Off-script

NCPA February 3, 2025

The Fifteenth Amendment to the U.S. Constitution was ratified on this day in 1870, guaranteeing that the right to vote couldn't be denied based on "race, color, or previous condition or servitude," effectively guaranteeing the right to vote for most African American men, including the formerly enslaved. It was an expansion on the Thirteenth Amendment, which abolished slavery, and the Fourteenth Amendment, which granted citizenship to those born and naturalized in the U.S., including all formerly enslaved people.

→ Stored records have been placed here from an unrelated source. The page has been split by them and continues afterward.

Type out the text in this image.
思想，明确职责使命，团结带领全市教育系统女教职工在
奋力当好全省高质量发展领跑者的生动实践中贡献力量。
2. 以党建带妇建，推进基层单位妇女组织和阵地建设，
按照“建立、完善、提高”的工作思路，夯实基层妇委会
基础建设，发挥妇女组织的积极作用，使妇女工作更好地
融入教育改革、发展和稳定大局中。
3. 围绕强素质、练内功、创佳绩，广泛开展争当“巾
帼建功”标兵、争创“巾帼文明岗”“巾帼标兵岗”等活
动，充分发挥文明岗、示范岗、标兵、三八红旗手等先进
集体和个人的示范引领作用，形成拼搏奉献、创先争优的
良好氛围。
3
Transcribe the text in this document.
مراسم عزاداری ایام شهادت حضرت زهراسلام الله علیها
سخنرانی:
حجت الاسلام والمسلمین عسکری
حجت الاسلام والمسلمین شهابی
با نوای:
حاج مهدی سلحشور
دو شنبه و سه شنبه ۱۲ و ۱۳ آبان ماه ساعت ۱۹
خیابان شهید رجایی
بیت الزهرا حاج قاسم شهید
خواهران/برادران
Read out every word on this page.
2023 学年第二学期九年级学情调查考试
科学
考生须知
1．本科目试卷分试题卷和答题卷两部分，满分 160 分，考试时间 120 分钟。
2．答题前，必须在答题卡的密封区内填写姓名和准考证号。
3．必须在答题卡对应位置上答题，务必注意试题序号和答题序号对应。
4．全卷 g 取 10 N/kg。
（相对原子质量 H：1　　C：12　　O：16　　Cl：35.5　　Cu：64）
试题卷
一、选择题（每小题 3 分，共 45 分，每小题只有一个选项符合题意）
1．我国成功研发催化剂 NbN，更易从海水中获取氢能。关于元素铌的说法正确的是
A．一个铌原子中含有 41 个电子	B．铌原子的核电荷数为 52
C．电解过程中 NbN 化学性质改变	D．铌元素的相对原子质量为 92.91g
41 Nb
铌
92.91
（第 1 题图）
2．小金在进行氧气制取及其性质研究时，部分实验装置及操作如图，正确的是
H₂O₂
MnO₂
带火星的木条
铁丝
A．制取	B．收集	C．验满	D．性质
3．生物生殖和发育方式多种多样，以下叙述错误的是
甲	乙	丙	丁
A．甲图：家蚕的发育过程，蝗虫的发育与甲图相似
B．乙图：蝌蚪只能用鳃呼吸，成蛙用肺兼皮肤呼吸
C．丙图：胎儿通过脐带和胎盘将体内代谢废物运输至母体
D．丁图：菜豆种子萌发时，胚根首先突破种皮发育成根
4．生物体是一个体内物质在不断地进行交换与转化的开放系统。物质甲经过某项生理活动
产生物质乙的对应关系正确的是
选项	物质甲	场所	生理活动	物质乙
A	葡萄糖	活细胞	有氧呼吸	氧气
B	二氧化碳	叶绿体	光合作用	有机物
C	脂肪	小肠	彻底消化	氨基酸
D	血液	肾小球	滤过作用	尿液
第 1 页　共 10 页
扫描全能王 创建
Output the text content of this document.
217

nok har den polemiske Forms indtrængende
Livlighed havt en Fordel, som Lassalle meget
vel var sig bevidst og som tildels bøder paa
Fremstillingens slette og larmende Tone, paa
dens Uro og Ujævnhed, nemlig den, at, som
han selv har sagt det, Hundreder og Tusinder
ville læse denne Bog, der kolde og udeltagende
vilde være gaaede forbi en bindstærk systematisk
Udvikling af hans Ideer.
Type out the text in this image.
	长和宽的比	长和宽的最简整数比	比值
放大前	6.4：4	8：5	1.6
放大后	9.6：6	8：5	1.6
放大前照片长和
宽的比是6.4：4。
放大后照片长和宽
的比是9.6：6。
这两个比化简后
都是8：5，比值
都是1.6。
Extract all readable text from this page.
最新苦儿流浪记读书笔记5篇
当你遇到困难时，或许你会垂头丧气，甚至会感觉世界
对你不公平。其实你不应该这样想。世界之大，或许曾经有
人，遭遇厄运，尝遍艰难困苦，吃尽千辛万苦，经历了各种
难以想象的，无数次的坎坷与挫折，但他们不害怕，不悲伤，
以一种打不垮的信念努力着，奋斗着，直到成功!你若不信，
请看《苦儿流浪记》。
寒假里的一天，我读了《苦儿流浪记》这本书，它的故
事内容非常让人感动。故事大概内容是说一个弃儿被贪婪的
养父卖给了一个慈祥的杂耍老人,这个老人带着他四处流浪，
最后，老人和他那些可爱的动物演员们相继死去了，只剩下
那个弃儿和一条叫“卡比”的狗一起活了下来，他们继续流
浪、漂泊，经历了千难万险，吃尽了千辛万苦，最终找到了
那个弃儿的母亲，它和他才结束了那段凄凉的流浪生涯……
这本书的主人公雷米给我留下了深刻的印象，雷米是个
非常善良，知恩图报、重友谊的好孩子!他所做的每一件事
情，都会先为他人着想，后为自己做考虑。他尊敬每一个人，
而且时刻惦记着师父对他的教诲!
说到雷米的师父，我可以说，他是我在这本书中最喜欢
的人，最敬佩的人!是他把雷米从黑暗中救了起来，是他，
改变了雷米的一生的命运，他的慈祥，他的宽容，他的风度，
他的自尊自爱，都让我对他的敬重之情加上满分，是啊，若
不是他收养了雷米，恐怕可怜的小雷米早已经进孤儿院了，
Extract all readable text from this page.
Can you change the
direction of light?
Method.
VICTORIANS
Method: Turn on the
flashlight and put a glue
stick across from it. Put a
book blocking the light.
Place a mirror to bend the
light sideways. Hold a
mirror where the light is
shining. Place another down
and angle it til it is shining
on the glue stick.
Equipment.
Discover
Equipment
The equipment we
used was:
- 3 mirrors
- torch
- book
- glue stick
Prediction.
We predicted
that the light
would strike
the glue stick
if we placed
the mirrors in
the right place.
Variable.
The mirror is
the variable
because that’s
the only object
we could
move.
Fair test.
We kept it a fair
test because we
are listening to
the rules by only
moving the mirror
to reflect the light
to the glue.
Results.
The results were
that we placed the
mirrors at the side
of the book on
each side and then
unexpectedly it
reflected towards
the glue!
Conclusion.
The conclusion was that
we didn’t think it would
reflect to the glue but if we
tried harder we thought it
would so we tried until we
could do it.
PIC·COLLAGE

The amendment came in the context of incomplete suffrage for African American voters throughout both the North and the South of the U.S. after the Civil War. Reconstruction Acts had called for Black suffrage in the South, but few such laws existed in the North. As of 1868, more than half of Northern states and most border states refused Black people the right to vote.

The amendment is brief:

The right of citizens of the United States to vote shall not be denied or abridged by the United States or by any State on account of race, color, or previous condition of servitude—

The Congress shall have power to enforce this article by appropriate legislation.

The amendment worked in encouraging African Americans to vote, with several African American men elected to office in formerly Confederate states in the 1880s. Most of that progress was reversed in the 1890s, though, through poll taxes, literacy tests, and other obstacles to their ability to vote.